"Kitty!" I said, with my hand on the room door; "it's I, Jack! don't be frightened."
She gave a little scream, and, it seemed to me, shrank back from me, as if I had been a ghost; but the next instant she sprang into my arms with a glad cry of, "Jack, Jack! is it really you?"
"Yes, Kitty, who else should it be?" I said, reassuringly. "But tell me—how is she? How is Mary? Let me hear the truth."
Kitty looked up brightly: "Mary! oh, she is better, much better, and now that you are here, Jack, she will soon be well!"
I drew a breath of intense relief. Then, touching my little sister's pale, tear-stained face, I asked what had so troubled her.
"Oh! Jack," she whispered, "it was you! I thought you were dead!" She handed me an evening paper, and pointed out a paragraph which stated that a fatal accident had occurred in the Blank Tunnel.

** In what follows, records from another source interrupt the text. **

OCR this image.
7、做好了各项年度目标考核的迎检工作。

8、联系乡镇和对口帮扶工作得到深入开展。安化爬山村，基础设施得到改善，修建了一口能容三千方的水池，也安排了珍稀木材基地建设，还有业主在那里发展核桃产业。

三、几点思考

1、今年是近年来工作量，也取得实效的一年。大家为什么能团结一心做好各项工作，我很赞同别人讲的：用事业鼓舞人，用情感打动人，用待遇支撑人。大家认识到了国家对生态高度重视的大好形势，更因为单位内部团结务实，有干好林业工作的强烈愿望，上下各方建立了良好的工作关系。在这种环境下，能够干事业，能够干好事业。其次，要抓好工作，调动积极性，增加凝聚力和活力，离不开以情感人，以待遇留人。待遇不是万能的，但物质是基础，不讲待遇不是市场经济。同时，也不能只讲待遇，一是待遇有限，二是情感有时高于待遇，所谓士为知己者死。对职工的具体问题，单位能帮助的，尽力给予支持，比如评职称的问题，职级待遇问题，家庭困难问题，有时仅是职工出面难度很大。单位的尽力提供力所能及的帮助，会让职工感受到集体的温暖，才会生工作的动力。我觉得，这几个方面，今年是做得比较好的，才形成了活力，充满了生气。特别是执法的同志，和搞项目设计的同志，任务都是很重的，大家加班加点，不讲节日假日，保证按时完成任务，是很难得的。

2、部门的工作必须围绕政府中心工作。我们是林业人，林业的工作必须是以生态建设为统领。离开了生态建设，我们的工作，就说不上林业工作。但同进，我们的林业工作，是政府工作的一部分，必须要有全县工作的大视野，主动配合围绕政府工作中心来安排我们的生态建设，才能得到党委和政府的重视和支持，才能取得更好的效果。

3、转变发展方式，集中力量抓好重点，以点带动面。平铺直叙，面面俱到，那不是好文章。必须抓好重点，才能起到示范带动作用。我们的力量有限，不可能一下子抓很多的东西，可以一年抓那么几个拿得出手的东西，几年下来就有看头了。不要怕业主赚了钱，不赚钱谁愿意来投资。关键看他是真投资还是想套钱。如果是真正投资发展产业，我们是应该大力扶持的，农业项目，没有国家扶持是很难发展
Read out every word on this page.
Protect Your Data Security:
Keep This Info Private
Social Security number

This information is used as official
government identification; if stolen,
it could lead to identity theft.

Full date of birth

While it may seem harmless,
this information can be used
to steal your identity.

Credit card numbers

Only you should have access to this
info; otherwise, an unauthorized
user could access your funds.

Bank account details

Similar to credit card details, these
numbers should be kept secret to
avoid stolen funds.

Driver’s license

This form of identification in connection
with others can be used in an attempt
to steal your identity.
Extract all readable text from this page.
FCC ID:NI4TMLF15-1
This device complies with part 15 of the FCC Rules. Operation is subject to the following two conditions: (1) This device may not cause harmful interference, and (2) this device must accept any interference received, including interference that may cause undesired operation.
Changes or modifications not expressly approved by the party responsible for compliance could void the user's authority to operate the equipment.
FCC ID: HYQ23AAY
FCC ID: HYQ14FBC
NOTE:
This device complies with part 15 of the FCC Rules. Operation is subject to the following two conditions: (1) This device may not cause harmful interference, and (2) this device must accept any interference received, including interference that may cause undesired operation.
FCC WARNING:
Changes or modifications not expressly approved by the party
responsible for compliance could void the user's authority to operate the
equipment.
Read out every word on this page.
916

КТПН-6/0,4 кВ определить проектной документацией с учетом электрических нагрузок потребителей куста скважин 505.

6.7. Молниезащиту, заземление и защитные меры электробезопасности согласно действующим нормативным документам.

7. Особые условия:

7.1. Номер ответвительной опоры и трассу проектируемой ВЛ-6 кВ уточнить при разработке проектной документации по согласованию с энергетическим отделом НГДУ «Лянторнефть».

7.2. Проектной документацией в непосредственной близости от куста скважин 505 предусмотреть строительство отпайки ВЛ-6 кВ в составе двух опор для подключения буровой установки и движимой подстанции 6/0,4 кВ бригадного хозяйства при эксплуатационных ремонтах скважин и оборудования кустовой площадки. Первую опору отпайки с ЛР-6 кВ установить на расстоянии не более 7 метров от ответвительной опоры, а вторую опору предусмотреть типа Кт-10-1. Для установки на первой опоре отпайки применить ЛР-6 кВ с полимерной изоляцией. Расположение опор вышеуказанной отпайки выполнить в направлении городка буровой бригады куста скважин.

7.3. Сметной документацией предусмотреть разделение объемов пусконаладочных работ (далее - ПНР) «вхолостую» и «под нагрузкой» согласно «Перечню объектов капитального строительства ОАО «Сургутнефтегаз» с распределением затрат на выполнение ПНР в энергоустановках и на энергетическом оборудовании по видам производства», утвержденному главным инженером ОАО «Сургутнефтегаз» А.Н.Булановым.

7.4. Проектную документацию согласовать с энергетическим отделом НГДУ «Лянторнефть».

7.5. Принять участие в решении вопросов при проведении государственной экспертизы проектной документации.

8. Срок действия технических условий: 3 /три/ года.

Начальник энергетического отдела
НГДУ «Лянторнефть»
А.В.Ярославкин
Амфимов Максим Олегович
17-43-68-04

A man named John Blount, a commercial traveller, had been killed; it was believed while attempting to walk through the tunnel to the junction station. The body had been found, early the previous morning, by some plate-layers at work on the line. The deceased was only identified by a letter found upon him.
And so, poor fellow, he had met his fate in the very death from which he had saved me! In the midst of my own happiness my heart grew very sorrowful as I thought of him, my unknown friend, whose face I had never seen!